Before lung function history indices can be implemented in our everyday clinical practice, more studies are required to improve the understanding of this new tool. For example, can the same measures of lung function history be applied to patients with asthma of different severity? The present study by Thamrin et al5 represents the first approach to this issue and, as mentioned, the data suggest that different indices may be needed in severe asthma than in mild to moderate asthma. However, the present study does not allow us to draw final conclusions on this issue. The studies of mild to moderate and severe asthma were made on two sets of data originating from two very different studies performed about 10 years apart and, as the authors point out, one limitation with the older study was that it did not use electronic diaries. Different inclusion criteria, different settings and a different course of the two trials also make the direct comparison of findings in these two cohorts difficult. There is therefore a need for confirmatory studies in well-phenotyped and coherent cohorts of patients with asthma of different severity and identical study protocols. It would be an added benefit if several biomarkers were determined repeatedly over a long time period in parallel with lung function data, symptoms and medication use. This would allow similar calculations of the history of biomarkers, symptoms and other outcomes, possibly adding information about the pathophysiology of asthma.

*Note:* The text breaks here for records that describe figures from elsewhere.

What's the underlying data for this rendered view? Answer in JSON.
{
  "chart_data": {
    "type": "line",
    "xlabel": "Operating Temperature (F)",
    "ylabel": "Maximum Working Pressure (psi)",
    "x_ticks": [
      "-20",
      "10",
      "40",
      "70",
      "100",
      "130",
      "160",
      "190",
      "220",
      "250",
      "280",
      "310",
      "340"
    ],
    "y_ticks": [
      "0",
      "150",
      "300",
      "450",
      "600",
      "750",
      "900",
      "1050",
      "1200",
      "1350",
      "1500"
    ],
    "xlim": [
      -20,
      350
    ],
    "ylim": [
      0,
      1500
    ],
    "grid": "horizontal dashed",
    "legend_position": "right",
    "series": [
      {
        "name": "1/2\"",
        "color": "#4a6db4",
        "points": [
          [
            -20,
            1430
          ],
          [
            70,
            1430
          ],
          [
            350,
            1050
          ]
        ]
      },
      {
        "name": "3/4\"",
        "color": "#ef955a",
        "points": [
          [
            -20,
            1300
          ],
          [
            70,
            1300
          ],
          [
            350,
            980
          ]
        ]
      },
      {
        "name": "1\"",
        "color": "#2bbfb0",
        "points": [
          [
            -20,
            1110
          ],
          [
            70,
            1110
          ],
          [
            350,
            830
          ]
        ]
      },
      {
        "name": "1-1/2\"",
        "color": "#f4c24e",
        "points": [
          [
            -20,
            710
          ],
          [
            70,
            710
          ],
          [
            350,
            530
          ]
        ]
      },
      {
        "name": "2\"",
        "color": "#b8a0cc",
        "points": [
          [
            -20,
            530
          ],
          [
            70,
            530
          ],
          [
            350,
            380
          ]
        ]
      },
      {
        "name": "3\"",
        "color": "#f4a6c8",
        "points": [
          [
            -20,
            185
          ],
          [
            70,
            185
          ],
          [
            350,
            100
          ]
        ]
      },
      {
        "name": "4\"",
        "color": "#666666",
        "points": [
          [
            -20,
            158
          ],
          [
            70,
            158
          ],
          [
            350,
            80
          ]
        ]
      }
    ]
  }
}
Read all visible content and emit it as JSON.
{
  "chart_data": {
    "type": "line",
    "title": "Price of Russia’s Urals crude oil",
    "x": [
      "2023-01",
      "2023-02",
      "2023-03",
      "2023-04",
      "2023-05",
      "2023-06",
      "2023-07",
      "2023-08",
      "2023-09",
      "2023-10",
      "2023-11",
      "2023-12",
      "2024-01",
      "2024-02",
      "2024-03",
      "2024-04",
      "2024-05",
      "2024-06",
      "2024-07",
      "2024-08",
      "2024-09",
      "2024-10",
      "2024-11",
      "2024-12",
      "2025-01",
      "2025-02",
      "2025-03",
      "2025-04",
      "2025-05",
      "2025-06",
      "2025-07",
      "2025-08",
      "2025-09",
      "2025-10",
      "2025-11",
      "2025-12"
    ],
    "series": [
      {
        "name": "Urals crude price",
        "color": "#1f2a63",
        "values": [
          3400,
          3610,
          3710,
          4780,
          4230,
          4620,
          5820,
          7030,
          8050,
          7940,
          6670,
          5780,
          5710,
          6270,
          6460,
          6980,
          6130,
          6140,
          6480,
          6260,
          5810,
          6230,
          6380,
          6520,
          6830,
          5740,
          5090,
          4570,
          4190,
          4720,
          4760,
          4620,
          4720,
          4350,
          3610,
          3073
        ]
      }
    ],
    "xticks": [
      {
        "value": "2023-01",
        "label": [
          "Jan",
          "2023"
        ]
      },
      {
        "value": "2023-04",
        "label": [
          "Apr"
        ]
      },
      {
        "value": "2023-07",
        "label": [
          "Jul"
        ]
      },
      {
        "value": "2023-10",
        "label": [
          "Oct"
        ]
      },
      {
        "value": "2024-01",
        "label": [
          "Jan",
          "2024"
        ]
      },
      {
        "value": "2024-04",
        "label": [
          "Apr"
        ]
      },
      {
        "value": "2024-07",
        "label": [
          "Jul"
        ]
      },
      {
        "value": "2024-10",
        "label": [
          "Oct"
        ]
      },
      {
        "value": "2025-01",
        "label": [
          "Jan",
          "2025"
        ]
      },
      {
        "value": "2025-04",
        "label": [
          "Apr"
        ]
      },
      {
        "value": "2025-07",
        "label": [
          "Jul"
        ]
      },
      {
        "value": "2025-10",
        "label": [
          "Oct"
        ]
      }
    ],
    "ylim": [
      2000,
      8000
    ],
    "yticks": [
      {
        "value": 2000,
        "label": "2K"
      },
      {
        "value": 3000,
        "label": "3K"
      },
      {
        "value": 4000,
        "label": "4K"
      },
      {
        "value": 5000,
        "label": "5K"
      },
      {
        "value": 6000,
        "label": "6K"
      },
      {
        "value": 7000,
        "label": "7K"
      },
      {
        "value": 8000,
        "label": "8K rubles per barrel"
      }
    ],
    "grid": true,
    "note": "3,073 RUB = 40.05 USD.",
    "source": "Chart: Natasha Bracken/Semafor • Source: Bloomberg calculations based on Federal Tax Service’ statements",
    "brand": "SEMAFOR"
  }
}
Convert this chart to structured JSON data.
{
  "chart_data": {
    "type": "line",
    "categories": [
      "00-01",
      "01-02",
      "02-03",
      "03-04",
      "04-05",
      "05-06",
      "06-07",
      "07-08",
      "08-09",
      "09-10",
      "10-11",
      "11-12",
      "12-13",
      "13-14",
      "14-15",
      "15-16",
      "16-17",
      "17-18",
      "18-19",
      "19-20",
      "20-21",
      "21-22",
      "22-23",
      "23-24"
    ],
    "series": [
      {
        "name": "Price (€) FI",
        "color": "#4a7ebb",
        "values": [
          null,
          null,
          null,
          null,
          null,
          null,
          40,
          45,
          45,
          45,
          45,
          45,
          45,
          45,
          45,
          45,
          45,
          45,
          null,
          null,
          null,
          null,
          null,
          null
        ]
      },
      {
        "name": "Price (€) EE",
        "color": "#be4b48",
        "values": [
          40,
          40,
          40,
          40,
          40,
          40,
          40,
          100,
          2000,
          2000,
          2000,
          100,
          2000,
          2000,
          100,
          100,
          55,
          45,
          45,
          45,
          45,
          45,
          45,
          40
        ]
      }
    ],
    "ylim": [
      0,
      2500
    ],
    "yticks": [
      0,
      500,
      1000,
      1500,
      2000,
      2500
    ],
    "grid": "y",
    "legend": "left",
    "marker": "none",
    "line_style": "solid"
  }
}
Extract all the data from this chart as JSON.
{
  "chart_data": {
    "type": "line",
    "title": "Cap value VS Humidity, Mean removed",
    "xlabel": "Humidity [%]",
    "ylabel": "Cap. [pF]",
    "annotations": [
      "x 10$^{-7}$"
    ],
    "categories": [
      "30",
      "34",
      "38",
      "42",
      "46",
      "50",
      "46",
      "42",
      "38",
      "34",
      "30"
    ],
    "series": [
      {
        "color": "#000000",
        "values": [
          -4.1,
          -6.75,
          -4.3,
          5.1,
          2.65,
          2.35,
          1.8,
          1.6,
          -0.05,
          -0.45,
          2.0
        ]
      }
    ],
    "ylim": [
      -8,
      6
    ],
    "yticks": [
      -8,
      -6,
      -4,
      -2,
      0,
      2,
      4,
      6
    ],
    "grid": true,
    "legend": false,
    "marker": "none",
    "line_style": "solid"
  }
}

Considered together, the study of Thamrin et al5 raises excitement of future improvements both in clinical practice and mechanistic research. It seems that fluctuation analysis of data from handheld electronic spirometers should be a valuable new application to add to smartphones. This would make it possible to assess the value of lung function history measurements in research and also in ordinary clinical follow-up. For research, lung function fluctuation analysis may represent an important new key variable which, when integrated with other clinical and biological (genomic, transcriptomic, proteomic and metabolomic) data, may allow for better classification and phenotyping of asthma by the use of mathematical modelling in a systems biology approach.7 Such a better understanding of the pathology of asthma—especially of severe, poorly-controlled or difficult-to-treat cases8—may facilitate development of new diagnostic methods and improve asthma care. Moreover, identification of key nodes in the complex network of inflammatory processes underlying asthma may result in discovery of new targets for effective therapeutic intervention.